Rating(user: Int, product: Int, rating: Double)

On the other hand documentation on `trainImplicit` tells: *Train a matrix
factorization model given an RDD of 'implicit preferences' ratings given by
users to some products, in the form of (userID, productID, **preference**)
pairs.*

When I set rating / preferences to `1` as in:

val ratings = sc.textFile(new File(dir, file).toString).map { line =>
  val fields = line.split(",")
  // format: (randomNumber, Rating(userId, productId, rating))
  (rnd.nextInt(100), Rating(fields(0).toInt, fields(1).toInt, 1.0))
}

 val training = ratings.filter(x => x._1 < 60)
  .values
  .repartition(numPartitions)
  .cache()
val validation = ratings.filter(x => x._1 >= 60 && x._1 < 80)
  .values
  .repartition(numPartitions)
  .cache()
val test = ratings.filter(x => x._1 >= 80).values.cache()


And then train ALSL:

 val model = ALS.trainImplicit(ratings, rank, numIter)

I get RMSE 0.9, which is a big error in case of preferences taking 0 or 1
value:

val validationRmse = computeRmse(model, validation, numValidation)

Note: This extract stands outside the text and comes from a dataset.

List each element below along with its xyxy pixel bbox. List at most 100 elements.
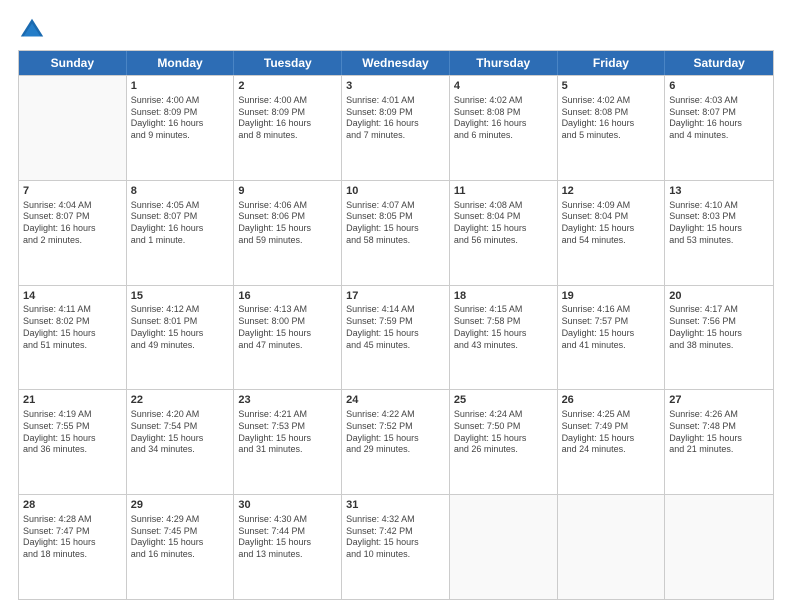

/** Compute RMSE (Root Mean Squared Error). */
 def computeRmse(model: MatrixFactorizationModel, data: RDD[Rating], n:
Long): Double = {
val predictions: RDD[Rating] = model.predict(data.map(x => (x.user,
x.product)))
val predictionsAndRatings = predictions.map(x => ((x.user, x.product),
x.rating))
  .join(data.map(x => ((x.user, x.product), x.rating)))
  .values
math.sqrt(predictionsAndRatings.map(x => (x._1 - x._2) * (x._1 -
x._2)).reduce(_ + _) / n)
}

So my question is: to what value should I set `rating` in:

Rating(user: Int, product: Int, rating: Double)

for implicit training (in `ALS.trainImplicit` method) ?

**Update**

With:

  val alpha = 40
  val lambda = 0.01

I get:

Got 1895593 ratings from 17471 users on 462685 products.
Training: 1136079, validation: 380495, test: 379019
RMSE (validation) = 0.7537217888106758 for the model trained with rank
= 8 and numIter = 10.
RMSE (validation) = 0.7489005441881798 for the model trained with rank
= 8 and numIter = 20.
RMSE (validation) = 0.7387672873747732 for the model trained with rank
= 12 and numIter = 10.
RMSE (validation) = 0.7310003522283959 for the model trained with rank
= 12 and numIter = 20.
The best model was trained with rank = 12, and numIter = 20, and its
RMSE on the test set is 0.7302343904091481.
baselineRmse: 0.0 testRmse: 0.7302343904091481
The best model improves the baseline by -Infinity%.

Which is still a big error, I guess. Also I get strange baseline
improvement where baseline model is simply mean (1).